NEW YORK ( TheStreet) -- AdCare Health Systems (AMEX: ADK) has been upgraded by TheStreet Ratings from sell to hold. The company's strengths can be seen in multiple areas, such as its robust revenue growth, good cash flow from operations and solid stock price performance. However, as a counter to these strengths, we also find weaknesses including generally poor debt management, disappointing return on equity and poor profit margins. Highlights from the ratings report include:
- ADK's very impressive revenue growth greatly exceeded the industry average of 12.3%. Since the same quarter one year prior, revenues leaped by 207.9%. Growth in the company's revenue appears to have helped boost the earnings per share.
- Looking at where the stock is today compared to one year ago, we find that it is not only higher, but it has also clearly outperformed the rise in the S&P 500 over the same period.
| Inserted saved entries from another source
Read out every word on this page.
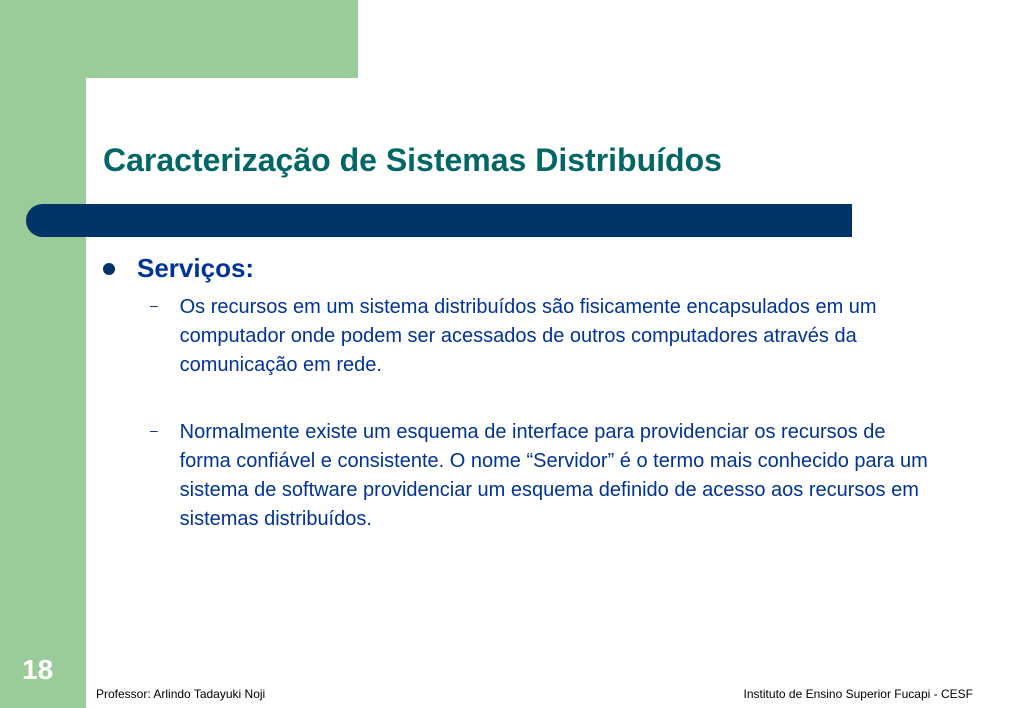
Caracterização de Sistemas Distribuídos
Serviços:
–	Os recursos em um sistema distribuídos são fisicamente encapsulados em um computador onde podem ser acessados de outros computadores através da comunicação em rede.
–	Normalmente existe um esquema de interface para providenciar os recursos de forma confiável e consistente. O nome “Servidor” é o termo mais conhecido para um sistema de software providenciar um esquema definido de acesso aos recursos em sistemas distribuídos.
18
Professor: Arlindo Tadayuki Noji	Instituto de Ensino Superior Fucapi - CESF
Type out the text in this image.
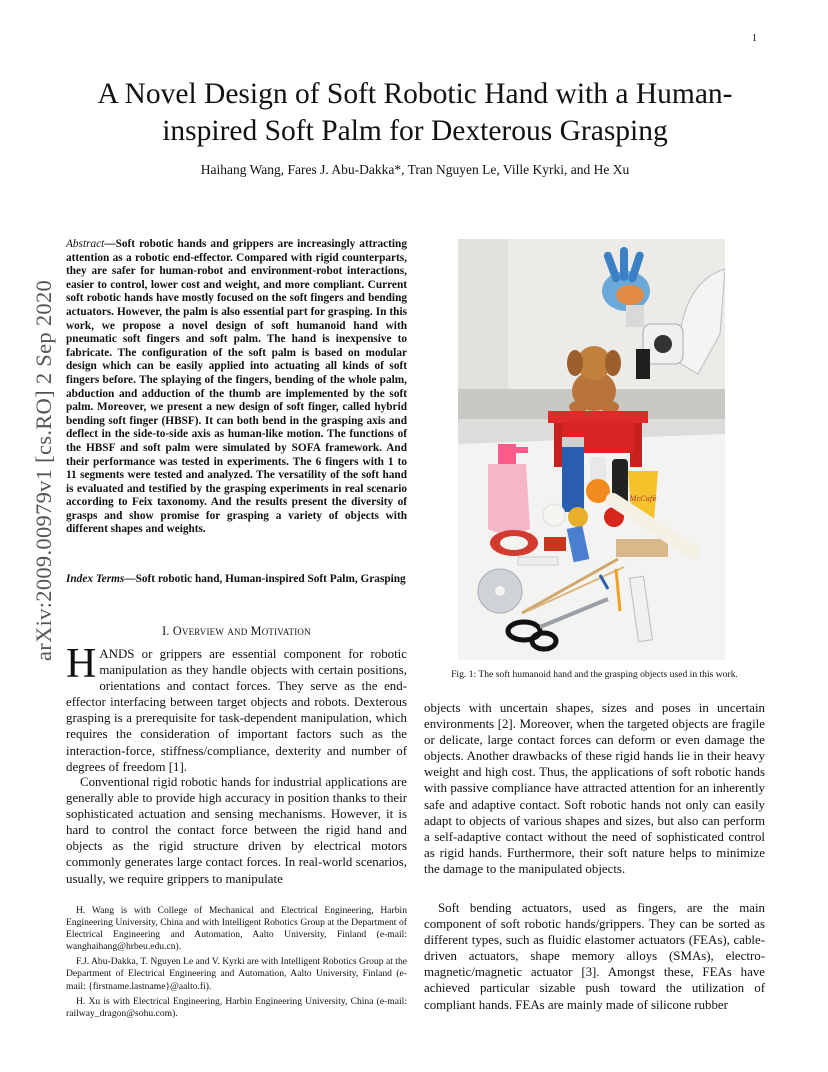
1
arXiv:2009.00979v1 [cs.RO] 2 Sep 2020
A Novel Design of Soft Robotic Hand with a Human-inspired Soft Palm for Dexterous Grasping
Haihang Wang, Fares J. Abu-Dakka*, Tran Nguyen Le, Ville Kyrki, and He Xu
Abstract—Soft robotic hands and grippers are increasingly attracting attention as a robotic end-effector. Compared with rigid counterparts, they are safer for human-robot and environment-robot interactions, easier to control, lower cost and weight, and more compliant. Current soft robotic hands have mostly focused on the soft fingers and bending actuators. However, the palm is also essential part for grasping. In this work, we propose a novel design of soft humanoid hand with pneumatic soft fingers and soft palm. The hand is inexpensive to fabricate. The configuration of the soft palm is based on modular design which can be easily applied into actuating all kinds of soft fingers before. The splaying of the fingers, bending of the whole palm, abduction and adduction of the thumb are implemented by the soft palm. Moreover, we present a new design of soft finger, called hybrid bending soft finger (HBSF). It can both bend in the grasping axis and deflect in the side-to-side axis as human-like motion. The functions of the HBSF and soft palm were simulated by SOFA framework. And their performance was tested in experiments. The 6 fingers with 1 to 11 segments were tested and analyzed. The versatility of the soft hand is evaluated and testified by the grasping experiments in real scenario according to Feix taxonomy. And the results present the diversity of grasps and show promise for grasping a variety of objects with different shapes and weights.
Index Terms—Soft robotic hand, Human-inspired Soft Palm, Grasping
I. Overview and Motivation
HANDS or grippers are essential component for robotic manipulation as they handle objects with certain positions, orientations and contact forces. They serve as the end-effector interfacing between target objects and robots. Dexterous grasping is a prerequisite for task-dependent manipulation, which requires the consideration of important factors such as the interaction-force, stiffness/compliance, dexterity and number of degrees of freedom [1].
Conventional rigid robotic hands for industrial applications are generally able to provide high accuracy in position thanks to their sophisticated actuation and sensing mechanisms. However, it is hard to control the contact force between the rigid hand and objects as the rigid structure driven by electrical motors commonly generates large contact forces. In real-world scenarios, usually, we require grippers to manipulate

H. Wang is with College of Mechanical and Electrical Engineering, Harbin Engineering University, China and with Intelligent Robotics Group at the Department of Electrical Engineering and Automation, Aalto University, Finland (e-mail: wanghaihang@hrbeu.edu.cn).

F.J. Abu-Dakka, T. Nguyen Le and V. Kyrki are with Intelligent Robotics Group at the Department of Electrical Engineering and Automation, Aalto University, Finland (e-mail: {firstname.lastname}@aalto.fi).

H. Xu is with Electrical Engineering, Harbin Engineering University, China (e-mail: railway_dragon@sohu.com).

McCafé
Fig. 1: The soft humanoid hand and the grasping objects used in this work.
objects with uncertain shapes, sizes and poses in uncertain environments [2]. Moreover, when the targeted objects are fragile or delicate, large contact forces can deform or even damage the objects. Another drawbacks of these rigid hands lie in their heavy weight and high cost. Thus, the applications of soft robotic hands with passive compliance have attracted attention for an inherently safe and adaptive contact. Soft robotic hands not only can easily adapt to objects of various shapes and sizes, but also can perform a self-adaptive contact without the need of sophisticated control as rigid hands. Furthermore, their soft nature helps to minimize the damage to the manipulated objects.
Soft bending actuators, used as fingers, are the main component of soft robotic hands/grippers. They can be sorted as different types, such as fluidic elastomer actuators (FEAs), cable-driven actuators, shape memory alloys (SMAs), electro-magnetic/magnetic actuator [3]. Amongst these, FEAs have achieved particular sizable push toward the utilization of compliant hands. FEAs are mainly made of silicone rubber
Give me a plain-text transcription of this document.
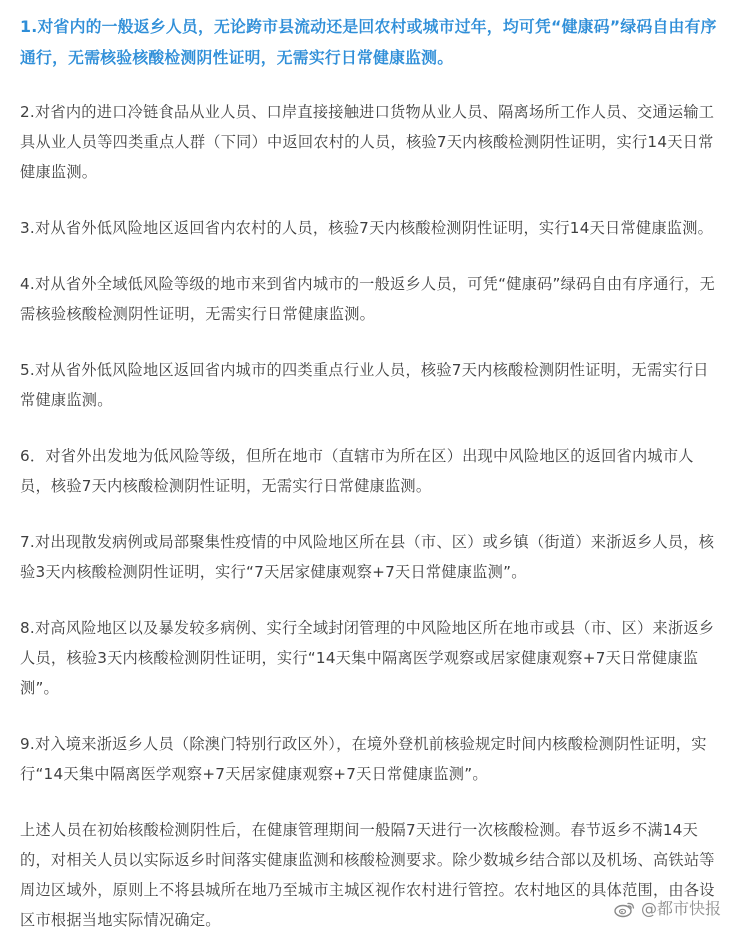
1.对省内的一般返乡人员，无论跨市县流动还是回农村或城市过年，均可凭“健康码”绿码自由有序通行，无需核验核酸检测阴性证明，无需实行日常健康监测。

2.对省内的进口冷链食品从业人员、口岸直接接触进口货物从业人员、隔离场所工作人员、交通运输工具从业人员等四类重点人群（下同）中返回农村的人员，核验7天内核酸检测阴性证明，实行14天日常健康监测。

3.对从省外低风险地区返回省内农村的人员，核验7天内核酸检测阴性证明，实行14天日常健康监测。

4.对从省外全域低风险等级的地市来到省内城市的一般返乡人员，可凭“健康码”绿码自由有序通行，无需核验核酸检测阴性证明，无需实行日常健康监测。

5.对从省外低风险地区返回省内城市的四类重点行业人员，核验7天内核酸检测阴性证明，无需实行日常健康监测。

6．对省外出发地为低风险等级，但所在地市（直辖市为所在区）出现中风险地区的返回省内城市人员，核验7天内核酸检测阴性证明，无需实行日常健康监测。

7.对出现散发病例或局部聚集性疫情的中风险地区所在县（市、区）或乡镇（街道）来浙返乡人员，核验3天内核酸检测阴性证明，实行“7天居家健康观察+7天日常健康监测”。

8.对高风险地区以及暴发较多病例、实行全域封闭管理的中风险地区所在地市或县（市、区）来浙返乡人员，核验3天内核酸检测阴性证明，实行“14天集中隔离医学观察或居家健康观察+7天日常健康监测”。

9.对入境来浙返乡人员（除澳门特别行政区外），在境外登机前核验规定时间内核酸检测阴性证明，实行“14天集中隔离医学观察+7天居家健康观察+7天日常健康监测”。

上述人员在初始核酸检测阴性后，在健康管理期间一般隔7天进行一次核酸检测。春节返乡不满14天的，对相关人员以实际返乡时间落实健康监测和核酸检测要求。除少数城乡结合部以及机场、高铁站等周边区域外，原则上不将县城所在地乃至城市主城区视作农村进行管控。农村地区的具体范围，由各设区市根据当地实际情况确定。

@都市快报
Although other factors naturally played a role, the company's strong earnings growth was key. Despite the fact that it has already risen in the past year, there is currently no conclusive evidence that warrants the purchase or sale of this stock.
- The debt-to-equity ratio is very high at 5.47 and currently higher than the industry average, implying that there is very poor management of debt levels within the company. Along with the unfavorable debt-to-equity ratio, ADK maintains a poor quick ratio of 0.98, which illustrates the inability to avoid short-term cash problems.
- The company's current return on equity has slightly decreased from the same quarter one year prior. This implies a minor weakness in the organization. Compared to other companies in the Health Care Providers & Services industry and the overall market, ADCARE HEALTH SYSTEMS INC's return on equity significantly trails that of both the industry average and the S&P 500.